Baylor University, a private Baptist school located in Waco, Texas, has a “Statement on Human Sexuality” in its student handbook. Located under the label “Sexual Misconduct,” it says that “Christian churches across the ages and around the world have affirmed purity in singleness and fidelity in marriage between a man and a woman as the biblical norm. Temptations to deviate from this norm include both heterosexual sex outside of marriage and homosexual behavior. It is thus expected that Baylor students will not participate in advocacy groups which promote understandings of sexuality that are contrary to biblical teaching.”
When asked by ESPN to give her side of the story, Mulkey, though quick to praise Griner (“she leaves behind an incredible legacy”) was equally fast in adding, “I cannot comment on personal matters surrounding any of our student-athletes”. Trouble is, it isn’t simply a personal matter involving Griner.
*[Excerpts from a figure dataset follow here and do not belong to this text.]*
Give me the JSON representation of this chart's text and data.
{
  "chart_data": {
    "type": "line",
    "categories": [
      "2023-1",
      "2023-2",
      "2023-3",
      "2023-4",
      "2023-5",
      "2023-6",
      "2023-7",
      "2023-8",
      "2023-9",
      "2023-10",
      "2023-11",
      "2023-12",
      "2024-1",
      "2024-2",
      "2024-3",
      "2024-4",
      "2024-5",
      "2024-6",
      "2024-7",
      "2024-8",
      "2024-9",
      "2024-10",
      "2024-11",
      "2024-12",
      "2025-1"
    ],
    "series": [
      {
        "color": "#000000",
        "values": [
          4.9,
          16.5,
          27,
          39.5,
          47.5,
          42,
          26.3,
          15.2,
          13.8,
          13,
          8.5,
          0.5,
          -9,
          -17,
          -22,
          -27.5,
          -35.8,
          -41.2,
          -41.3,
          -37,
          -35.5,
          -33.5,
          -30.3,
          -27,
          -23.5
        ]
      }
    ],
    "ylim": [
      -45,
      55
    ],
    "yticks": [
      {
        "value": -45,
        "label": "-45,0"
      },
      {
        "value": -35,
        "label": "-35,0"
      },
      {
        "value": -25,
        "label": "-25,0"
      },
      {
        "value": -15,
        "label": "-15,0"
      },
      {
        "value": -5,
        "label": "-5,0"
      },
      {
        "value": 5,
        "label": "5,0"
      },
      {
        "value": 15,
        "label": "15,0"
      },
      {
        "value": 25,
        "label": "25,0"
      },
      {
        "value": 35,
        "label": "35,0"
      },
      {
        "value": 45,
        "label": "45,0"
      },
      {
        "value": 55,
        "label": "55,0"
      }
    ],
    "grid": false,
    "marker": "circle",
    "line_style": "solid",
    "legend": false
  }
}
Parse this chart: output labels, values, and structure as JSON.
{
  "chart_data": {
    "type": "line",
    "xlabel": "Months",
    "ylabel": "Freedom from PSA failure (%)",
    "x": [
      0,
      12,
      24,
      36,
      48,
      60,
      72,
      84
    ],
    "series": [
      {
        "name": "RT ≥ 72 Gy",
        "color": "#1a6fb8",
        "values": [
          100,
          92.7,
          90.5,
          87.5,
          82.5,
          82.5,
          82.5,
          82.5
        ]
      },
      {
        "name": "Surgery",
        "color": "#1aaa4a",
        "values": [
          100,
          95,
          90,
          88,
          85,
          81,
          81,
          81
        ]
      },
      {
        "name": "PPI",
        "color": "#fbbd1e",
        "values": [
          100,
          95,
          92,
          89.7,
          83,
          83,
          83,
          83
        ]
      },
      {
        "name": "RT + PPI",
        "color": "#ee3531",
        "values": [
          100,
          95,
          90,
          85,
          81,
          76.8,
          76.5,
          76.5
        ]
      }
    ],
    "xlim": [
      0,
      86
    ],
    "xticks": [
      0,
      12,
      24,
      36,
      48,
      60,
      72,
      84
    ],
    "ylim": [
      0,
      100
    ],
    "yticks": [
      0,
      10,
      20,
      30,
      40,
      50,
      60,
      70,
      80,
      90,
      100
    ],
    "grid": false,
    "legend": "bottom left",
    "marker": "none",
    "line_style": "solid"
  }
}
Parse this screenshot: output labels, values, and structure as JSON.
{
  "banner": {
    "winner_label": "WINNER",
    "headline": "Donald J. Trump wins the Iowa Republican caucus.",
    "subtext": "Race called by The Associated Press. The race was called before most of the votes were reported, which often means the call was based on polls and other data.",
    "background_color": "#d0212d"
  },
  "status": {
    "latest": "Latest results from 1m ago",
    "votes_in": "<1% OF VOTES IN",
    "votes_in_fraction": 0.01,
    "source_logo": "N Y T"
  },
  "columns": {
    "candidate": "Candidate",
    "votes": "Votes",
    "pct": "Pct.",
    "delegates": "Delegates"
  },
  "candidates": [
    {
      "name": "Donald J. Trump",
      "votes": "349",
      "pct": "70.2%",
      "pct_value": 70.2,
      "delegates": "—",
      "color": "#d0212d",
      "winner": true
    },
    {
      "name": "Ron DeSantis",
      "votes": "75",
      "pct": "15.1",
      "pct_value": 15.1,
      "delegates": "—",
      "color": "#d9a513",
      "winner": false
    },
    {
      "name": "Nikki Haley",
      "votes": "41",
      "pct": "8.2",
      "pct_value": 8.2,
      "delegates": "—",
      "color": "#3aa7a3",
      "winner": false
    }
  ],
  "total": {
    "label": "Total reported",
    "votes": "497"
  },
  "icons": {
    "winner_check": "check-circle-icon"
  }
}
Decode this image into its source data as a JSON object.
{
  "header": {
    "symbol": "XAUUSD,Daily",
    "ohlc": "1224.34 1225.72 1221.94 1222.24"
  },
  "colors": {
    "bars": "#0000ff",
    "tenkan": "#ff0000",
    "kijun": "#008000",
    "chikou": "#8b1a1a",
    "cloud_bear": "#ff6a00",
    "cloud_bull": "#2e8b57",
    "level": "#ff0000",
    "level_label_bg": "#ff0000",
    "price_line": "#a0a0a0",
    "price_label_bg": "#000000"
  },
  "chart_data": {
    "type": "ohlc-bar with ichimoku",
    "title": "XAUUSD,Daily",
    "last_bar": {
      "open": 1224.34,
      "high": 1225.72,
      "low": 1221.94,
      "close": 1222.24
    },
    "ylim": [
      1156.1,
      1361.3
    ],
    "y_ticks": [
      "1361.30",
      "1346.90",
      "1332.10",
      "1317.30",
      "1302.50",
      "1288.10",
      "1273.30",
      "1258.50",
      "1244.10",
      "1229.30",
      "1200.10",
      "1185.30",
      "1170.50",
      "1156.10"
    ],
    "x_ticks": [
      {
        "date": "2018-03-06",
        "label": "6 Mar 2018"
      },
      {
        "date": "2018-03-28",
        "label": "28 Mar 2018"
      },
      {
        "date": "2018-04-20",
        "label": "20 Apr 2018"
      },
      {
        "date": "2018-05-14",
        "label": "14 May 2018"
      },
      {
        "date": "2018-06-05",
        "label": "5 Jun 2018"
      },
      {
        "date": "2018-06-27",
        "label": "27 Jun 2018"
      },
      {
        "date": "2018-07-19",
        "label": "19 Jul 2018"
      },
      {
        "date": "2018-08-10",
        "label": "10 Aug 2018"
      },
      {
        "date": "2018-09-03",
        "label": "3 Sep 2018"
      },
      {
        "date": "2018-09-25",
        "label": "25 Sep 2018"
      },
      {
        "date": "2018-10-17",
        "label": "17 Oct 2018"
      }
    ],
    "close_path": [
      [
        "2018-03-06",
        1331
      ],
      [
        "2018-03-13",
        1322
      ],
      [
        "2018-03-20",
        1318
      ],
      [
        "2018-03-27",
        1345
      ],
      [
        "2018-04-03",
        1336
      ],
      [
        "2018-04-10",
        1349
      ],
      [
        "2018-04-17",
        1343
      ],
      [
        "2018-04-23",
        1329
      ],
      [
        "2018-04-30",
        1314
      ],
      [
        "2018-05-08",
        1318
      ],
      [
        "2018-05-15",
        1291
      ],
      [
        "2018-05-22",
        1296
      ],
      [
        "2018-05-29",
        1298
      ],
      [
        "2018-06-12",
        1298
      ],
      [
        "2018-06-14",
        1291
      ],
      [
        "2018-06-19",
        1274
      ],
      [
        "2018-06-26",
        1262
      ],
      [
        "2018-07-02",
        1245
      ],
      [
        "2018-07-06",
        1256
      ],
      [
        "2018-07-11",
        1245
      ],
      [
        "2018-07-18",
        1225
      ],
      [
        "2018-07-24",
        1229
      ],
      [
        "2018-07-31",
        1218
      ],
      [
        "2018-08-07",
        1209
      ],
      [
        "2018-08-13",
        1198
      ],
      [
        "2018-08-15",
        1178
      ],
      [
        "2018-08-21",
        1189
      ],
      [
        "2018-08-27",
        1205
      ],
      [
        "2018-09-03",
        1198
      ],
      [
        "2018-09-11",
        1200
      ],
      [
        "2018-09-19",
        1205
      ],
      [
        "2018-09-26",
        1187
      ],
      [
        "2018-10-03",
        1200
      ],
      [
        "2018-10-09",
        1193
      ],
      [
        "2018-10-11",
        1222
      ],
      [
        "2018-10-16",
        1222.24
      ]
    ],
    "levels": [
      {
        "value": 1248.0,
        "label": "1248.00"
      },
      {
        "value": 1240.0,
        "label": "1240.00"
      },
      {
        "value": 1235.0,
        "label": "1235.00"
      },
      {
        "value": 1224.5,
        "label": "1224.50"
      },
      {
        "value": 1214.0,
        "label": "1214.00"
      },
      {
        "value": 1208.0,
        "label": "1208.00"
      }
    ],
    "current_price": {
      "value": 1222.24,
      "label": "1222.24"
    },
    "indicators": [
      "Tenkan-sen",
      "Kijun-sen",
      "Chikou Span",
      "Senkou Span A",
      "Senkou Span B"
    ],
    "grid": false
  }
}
The school’s defense of purity/fidelity aside (we’ll have to assume student-athletes engaging in premarital sex are expelled or have their scholarships stripped), it’s Mulkey’s actions that ought to be under scrutiny here, not Griner’s. Though it would be naive to think Mulkey is the only coach in college sports to have given similar advice to an athlete of either gender.